芸高(東京芸術大学音楽学部付属音楽高校)に入学すると、同級生は小学生の時からコンクールで名前が知られていた子たちばかりで、私は完全に“アウェイ”でした(笑)。でも、どんなに自分が下手くそだと思っても、誰かの前でピアノを弾くのが楽しいというポジティブなモチベーションは揺らぎませんでした。そのおかげで、今までピアノをやめたいと思ったことはほとんどありません。
■ミサイルが飛ぶ中、防空壕で出会ったアート
――ピアニストの役割、使命についてどう考えていますか。
2021年にイスラエルで開かれたコンクールで入賞し、現地での演奏ツアーに参加した時に一つの気づきがありました。滞在中、夜中にパレスチナからのミサイル飛来を知らせるサイレンが鳴り、ホストファミリーと防空壕に避難すると、内部の壁いっぱいにホストマザーが趣味で描いた絵が飾られていたんです。外で鳴り響く花火が上がるようなドーンという音に恐怖しながらも、空間を彩るアートが心に余裕を与えてくれました。
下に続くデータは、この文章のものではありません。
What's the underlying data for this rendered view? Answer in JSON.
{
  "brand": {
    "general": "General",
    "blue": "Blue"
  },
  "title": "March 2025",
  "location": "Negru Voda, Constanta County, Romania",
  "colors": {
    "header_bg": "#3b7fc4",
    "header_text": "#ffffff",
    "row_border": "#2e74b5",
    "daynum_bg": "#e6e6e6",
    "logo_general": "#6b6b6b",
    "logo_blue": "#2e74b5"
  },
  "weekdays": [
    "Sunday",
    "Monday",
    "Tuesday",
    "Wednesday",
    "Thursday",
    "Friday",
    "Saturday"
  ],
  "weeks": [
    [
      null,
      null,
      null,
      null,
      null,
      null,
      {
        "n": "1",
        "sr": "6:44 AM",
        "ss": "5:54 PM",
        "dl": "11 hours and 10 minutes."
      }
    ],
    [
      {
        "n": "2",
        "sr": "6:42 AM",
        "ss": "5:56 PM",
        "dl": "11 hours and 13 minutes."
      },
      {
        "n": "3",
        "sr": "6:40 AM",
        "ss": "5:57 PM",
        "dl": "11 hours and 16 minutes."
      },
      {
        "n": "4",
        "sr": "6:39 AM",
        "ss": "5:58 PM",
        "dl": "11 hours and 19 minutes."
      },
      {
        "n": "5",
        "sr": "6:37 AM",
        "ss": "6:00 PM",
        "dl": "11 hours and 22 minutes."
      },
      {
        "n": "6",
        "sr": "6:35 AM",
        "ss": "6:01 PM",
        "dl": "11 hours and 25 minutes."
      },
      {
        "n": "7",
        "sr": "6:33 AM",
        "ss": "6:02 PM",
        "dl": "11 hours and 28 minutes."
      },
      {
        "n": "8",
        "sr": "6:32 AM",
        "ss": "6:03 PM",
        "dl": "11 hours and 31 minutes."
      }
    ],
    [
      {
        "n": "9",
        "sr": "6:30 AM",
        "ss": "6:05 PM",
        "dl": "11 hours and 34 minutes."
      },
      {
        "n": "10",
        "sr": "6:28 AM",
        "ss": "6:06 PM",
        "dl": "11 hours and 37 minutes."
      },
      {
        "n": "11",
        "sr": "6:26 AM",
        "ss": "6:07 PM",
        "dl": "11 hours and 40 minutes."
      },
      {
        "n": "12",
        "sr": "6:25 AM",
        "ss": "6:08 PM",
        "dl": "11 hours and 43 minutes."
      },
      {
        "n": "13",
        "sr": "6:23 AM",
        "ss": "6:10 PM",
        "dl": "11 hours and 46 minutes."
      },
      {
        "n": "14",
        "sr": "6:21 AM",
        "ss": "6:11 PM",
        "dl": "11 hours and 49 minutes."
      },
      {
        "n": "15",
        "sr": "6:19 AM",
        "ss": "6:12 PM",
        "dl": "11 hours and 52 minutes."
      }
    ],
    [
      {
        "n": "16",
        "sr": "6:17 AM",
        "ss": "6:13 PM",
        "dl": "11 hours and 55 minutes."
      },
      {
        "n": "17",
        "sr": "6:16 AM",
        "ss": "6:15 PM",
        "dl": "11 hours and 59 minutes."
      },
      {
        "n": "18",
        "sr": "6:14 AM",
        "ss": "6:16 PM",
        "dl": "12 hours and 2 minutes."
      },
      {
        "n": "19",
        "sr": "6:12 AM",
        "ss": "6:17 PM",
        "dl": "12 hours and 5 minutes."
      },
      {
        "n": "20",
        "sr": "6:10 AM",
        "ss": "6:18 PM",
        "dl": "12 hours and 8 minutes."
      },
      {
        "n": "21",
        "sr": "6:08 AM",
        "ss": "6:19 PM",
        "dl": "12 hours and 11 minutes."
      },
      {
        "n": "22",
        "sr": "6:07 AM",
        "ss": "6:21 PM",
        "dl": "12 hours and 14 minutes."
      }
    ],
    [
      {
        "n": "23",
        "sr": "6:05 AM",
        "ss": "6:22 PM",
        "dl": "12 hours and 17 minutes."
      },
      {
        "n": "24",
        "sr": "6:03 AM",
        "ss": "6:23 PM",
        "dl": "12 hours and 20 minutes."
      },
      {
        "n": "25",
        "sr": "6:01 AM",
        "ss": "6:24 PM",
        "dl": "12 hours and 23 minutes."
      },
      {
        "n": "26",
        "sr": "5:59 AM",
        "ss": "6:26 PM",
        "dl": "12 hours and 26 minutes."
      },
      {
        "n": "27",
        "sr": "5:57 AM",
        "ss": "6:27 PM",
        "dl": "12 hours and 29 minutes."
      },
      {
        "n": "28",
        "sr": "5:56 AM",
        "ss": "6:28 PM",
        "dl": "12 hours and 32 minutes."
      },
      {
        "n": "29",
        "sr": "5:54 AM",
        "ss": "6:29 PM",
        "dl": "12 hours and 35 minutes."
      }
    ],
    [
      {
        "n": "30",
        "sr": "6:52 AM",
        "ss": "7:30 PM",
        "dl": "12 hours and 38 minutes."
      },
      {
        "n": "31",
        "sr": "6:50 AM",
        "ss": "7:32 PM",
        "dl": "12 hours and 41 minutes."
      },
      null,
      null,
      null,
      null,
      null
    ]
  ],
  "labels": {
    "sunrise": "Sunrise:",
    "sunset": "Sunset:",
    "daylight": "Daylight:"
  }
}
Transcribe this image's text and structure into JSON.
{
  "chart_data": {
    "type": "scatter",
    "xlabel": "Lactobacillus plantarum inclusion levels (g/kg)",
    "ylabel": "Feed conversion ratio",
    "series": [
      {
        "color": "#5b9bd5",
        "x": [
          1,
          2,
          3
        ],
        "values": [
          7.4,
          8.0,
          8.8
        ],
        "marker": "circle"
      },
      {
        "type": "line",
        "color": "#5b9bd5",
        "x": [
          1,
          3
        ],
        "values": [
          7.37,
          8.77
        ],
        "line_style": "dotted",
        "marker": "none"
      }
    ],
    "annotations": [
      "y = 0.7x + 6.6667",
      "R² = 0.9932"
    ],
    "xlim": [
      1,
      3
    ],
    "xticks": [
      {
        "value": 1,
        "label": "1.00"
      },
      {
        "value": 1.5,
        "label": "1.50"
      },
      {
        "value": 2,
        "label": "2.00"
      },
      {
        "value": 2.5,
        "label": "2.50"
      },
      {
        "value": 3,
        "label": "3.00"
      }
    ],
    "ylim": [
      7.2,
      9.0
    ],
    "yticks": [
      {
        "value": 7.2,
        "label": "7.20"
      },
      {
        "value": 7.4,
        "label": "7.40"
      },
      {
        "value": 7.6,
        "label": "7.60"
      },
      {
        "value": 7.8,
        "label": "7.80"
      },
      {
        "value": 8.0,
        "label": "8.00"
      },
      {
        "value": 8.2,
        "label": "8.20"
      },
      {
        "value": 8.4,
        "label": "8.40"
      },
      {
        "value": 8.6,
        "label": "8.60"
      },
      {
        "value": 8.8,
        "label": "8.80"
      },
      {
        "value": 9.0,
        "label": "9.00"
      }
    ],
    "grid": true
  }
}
演奏会は1000人規模の大ホールが満席になり、厳しい現実の中でこそ、むしろ人は芸術を求めるのだと知りました。不要不急のものこそが案外、人間として生きる尊厳を守り、心が折れないよう支えているのかもしれないと。
音楽に大きな力があるかと聞かれたら、受け止め方は人それぞれなのでイエスともノーとも言えません。でもイエスと答えてくれる人にその力を感じてもらえるような演奏がしたい。そんな思いから、ショパンコンクール入賞後のインタビューでは、「ひとときでも現実の喧騒から逃れられるような瞬間をお届けしていきたい」と話しました。